# How to deal with logical gates which map Logical Paulis to non-Pauli products?

I am trying to figure out the action of logical gates on quantum codes. I am trying to check the logical operations that the logical gate performs on the code.

I can do it in simple cases, for example in the Steane code: $$\bar{X}=XXX$$ and $$\bar{Z}=ZZZ$$ are the logical operators. We know that $$H$$ maps $$X$$ to $$Z$$, meaning that if $$U=HHH$$ is to implement a logical Hadamard then we require $$U$$ maps $$\bar{X}$$ to $$\bar{Z}$$ i.e $$U\bar{X}U^{\dagger}=\bar{Z}$$.

However, I do not understand how to do this in more complex cases, say for example where we have $$U$$ is a tensor product of $$T$$ gates, which map pauli $$X$$ gates to non-Pauli $$SX$$ gates. Then $$U\bar{X_{i}}U^{\dagger}$$ results in tensor products of $$SX$$ and $$I$$ (or if $$U$$ consists of tensor products of $$T$$ and $$T^{\dagger}$$, then $$U$$ maps logical $$X$$ state $$\bar{X_{i}}$$ to a tensor product of $$SX$$ and $$S^{\dagger}X$$).

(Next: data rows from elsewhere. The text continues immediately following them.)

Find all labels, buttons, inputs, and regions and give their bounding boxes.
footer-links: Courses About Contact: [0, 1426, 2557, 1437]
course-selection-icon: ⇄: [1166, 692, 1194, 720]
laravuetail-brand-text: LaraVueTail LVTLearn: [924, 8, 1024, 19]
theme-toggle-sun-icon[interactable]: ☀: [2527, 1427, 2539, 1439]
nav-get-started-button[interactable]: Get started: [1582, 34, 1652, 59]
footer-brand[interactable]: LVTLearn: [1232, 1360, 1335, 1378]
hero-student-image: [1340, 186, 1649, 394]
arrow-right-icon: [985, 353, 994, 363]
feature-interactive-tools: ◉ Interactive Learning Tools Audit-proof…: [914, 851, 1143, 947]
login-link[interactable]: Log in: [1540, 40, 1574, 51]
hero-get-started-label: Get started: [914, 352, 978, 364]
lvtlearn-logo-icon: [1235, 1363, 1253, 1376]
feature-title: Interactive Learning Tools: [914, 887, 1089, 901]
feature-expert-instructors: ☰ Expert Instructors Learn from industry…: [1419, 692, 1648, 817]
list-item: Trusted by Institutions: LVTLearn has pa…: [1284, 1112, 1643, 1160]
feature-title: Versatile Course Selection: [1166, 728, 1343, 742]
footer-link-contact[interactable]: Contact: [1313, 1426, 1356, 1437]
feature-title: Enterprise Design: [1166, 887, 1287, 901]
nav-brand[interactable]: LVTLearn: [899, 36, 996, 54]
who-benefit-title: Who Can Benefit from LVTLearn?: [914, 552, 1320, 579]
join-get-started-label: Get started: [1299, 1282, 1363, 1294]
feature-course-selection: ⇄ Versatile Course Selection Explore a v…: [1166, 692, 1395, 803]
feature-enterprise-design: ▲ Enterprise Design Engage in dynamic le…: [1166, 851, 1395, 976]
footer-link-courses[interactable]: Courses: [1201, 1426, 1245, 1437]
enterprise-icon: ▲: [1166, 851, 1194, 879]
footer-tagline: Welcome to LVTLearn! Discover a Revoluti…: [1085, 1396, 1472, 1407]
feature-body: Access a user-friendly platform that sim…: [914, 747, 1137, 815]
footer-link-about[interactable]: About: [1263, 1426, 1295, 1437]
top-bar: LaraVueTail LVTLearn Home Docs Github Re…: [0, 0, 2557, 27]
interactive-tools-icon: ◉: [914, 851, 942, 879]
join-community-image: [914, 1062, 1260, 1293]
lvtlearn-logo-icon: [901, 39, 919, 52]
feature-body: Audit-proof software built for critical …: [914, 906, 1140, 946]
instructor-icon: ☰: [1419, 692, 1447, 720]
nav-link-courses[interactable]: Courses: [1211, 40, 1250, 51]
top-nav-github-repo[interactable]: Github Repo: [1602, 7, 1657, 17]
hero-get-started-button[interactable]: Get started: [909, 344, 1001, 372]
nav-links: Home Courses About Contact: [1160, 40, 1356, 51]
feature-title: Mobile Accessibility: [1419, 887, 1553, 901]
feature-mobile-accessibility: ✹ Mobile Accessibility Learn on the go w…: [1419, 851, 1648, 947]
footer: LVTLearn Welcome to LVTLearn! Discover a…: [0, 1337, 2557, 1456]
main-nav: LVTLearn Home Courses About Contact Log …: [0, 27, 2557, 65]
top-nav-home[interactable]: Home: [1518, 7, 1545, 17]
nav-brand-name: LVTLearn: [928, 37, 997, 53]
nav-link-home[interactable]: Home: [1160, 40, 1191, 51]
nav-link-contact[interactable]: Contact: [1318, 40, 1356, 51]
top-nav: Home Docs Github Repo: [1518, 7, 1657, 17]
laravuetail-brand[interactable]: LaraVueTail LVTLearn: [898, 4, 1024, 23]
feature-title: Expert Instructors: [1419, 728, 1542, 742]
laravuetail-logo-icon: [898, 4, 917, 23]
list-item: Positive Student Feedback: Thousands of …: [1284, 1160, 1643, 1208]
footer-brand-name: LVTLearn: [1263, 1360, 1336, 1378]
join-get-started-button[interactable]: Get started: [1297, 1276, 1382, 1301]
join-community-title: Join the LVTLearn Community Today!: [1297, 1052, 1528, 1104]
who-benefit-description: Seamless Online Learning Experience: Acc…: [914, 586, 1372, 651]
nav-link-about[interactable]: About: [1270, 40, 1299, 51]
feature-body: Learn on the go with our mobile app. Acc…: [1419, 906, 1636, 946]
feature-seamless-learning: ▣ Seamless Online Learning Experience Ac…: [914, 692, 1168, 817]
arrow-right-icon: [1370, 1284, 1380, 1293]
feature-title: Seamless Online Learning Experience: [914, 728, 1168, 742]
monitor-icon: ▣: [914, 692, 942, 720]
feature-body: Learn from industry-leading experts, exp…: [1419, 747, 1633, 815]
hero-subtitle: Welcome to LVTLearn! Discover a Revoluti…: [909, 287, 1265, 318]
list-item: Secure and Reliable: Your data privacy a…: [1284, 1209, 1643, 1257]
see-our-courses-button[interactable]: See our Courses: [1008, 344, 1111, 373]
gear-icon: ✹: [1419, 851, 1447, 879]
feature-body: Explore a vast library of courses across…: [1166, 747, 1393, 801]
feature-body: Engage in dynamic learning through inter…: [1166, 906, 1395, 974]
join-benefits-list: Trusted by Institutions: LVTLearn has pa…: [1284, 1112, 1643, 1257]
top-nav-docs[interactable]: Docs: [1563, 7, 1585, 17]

However, the tensor product of $$SX$$ (and maybe $$S^{\dagger}X$$) does not correspond to another logical operator of the code (as all the logical operators are obtained from different combinations of $$\bar{X_{i}}, \bar{Z_{j}}$$ (meaning that the logical states are all Pauli products).

How do we deal with figuring out the effect on logical operators in cases such as these, where they map logical states to states outside of the Pauli group?